Congress will go along with the total amount that Trump is proposing, but the details will be substantially reordered.

The forces that will reshape Trump’s plan include not just lawmakers but also world events and the ballooning cost of U.S. weapons, facilities and personnel benefits.

National security spending in the Pentagon and other federal departments and agencies is set by law at $740.5 billion for fiscal 2021, and that is the amount the president is requesting. The Pentagon’s base budget accounts for $636.4 billion of that total, while its overseas contingency operations, or warfighting, account is $69 billion.

The budget law that has capped defense spending since 2011 expires after fiscal 2021. After that, no caps will apply, unless Congress imposes new ones.

The Pentagon is planning for its budget to grow a little more than 2 percent a year on average in each year through fiscal 2025.  

That’s a lot of money, but it is not a growing pot, after accounting for inflation — at least as envisioned by the Pentagon right now.

Focus on new weapons

Within the Defense Department’s overall request for fiscal 2021, the amount slated for research, development, test and evaluation, or RDT&E, programs is $106.6 billion.

A senior official said it is the largest research request in history. And it is about 6 percent more than was planned a year ago for fiscal 2021.

Officials say they want this money to go to develop cybersecurity, space defenses, hypersonic missiles, 5G networks, artificial intelligence and unmanned systems to fight great powers, among other priorities.

That research increase has been paid for by cuts to Pentagon oversight offices and by a major slice out of procurement spending, officials said.

Indeed, the procurement request of $136.9 billion for fiscal 2021 would be 6 percent less than the Pentagon projected at this time last year.

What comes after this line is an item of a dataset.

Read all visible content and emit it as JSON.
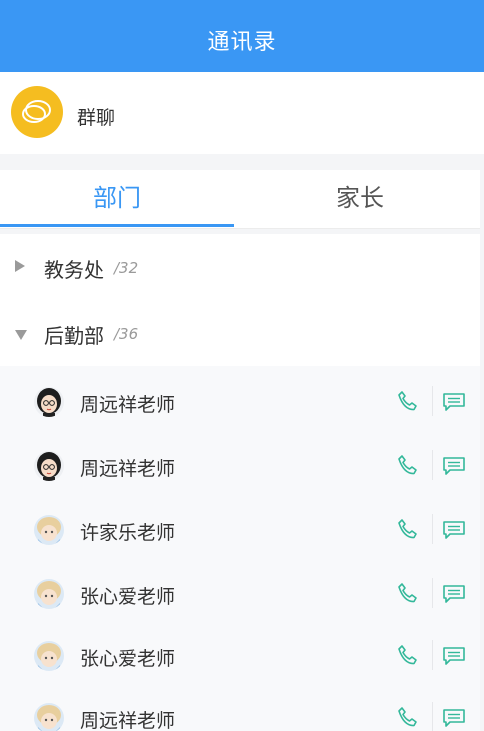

“They are trying to move money back to RDT&E to prevent a decline, but that may be coming at the expense of procurement,” said Todd Harrison, a defense budget expert with the Center for Strategic and International Studies. “They are showing a sustained focus on investing in new technologies and programs, and it comes at the expense of buying things that are already in production.”

That dip in procurement spending is understandable, experts say, because it takes time to move next-generation prototypes into production. A move to be more advanced does not happen overnight.

Procurement pushback certain

But Congress may not like many of the procurement cuts the Pentagon has proposed to pay for its next-generation development work.

For example, the Pentagon decided to request one Virginia-class attack submarine for fiscal 2021 instead of the two subs that the Navy had initially wanted to request. Two Virginia-class subs, which are built at General Dynamics’ Electric Boat in Connecticut, were funded in fiscal 2020.

Each one costs more than $3 billion. That accounts for nearly half the cut to the requested procurement account compared to last year’s plan for fiscal 2021.

A coterie of influential lawmakers, including House Armed Services Seapower and Projection Forces Chairman Joe Courtney, D-Conn., may look to add that second sub back into the new budget.

The Pentagon is also requesting $11.4 billion for 79 F-35 jets. But that is two fewer F-35s than had been planned last year for fiscal 2021.

Congress has typically funded more F-35s than the Pentagon wants, an expensive pattern that may well recur in the fiscal 2021 cycle. The Lockheed Martin stealth fighter has jobs sprinkled across nearly every state, and its biggest backers include Texas Republican Kay Granger, the top Republican on the Appropriations Committee.

Rebuffing retirements

The Pentagon also plans in fiscal 2021 to retire certain aircraft and ships sooner than previously planned.

“We have some platforms that have become prohibitively expensive to sustain, and we have some platforms that are not as useful in the high-end fight,” the senior defense official said.

The planes that would be retired early include F-15C fighter jets, KC-135 and KC-10 refueling tanker aircraft and B-1 bombers, officials said.

The request also proposes retiring four Navy cruiser ships.

Each of those assets has a constituency that is certain to push back against the proposed reductions.

“Congress is going to have a lot to say about this,” Harrison said.

To the degree Congress nixes the Pentagon’s proposed reductions, lawmakers will have to find something else to cut to provide the savings.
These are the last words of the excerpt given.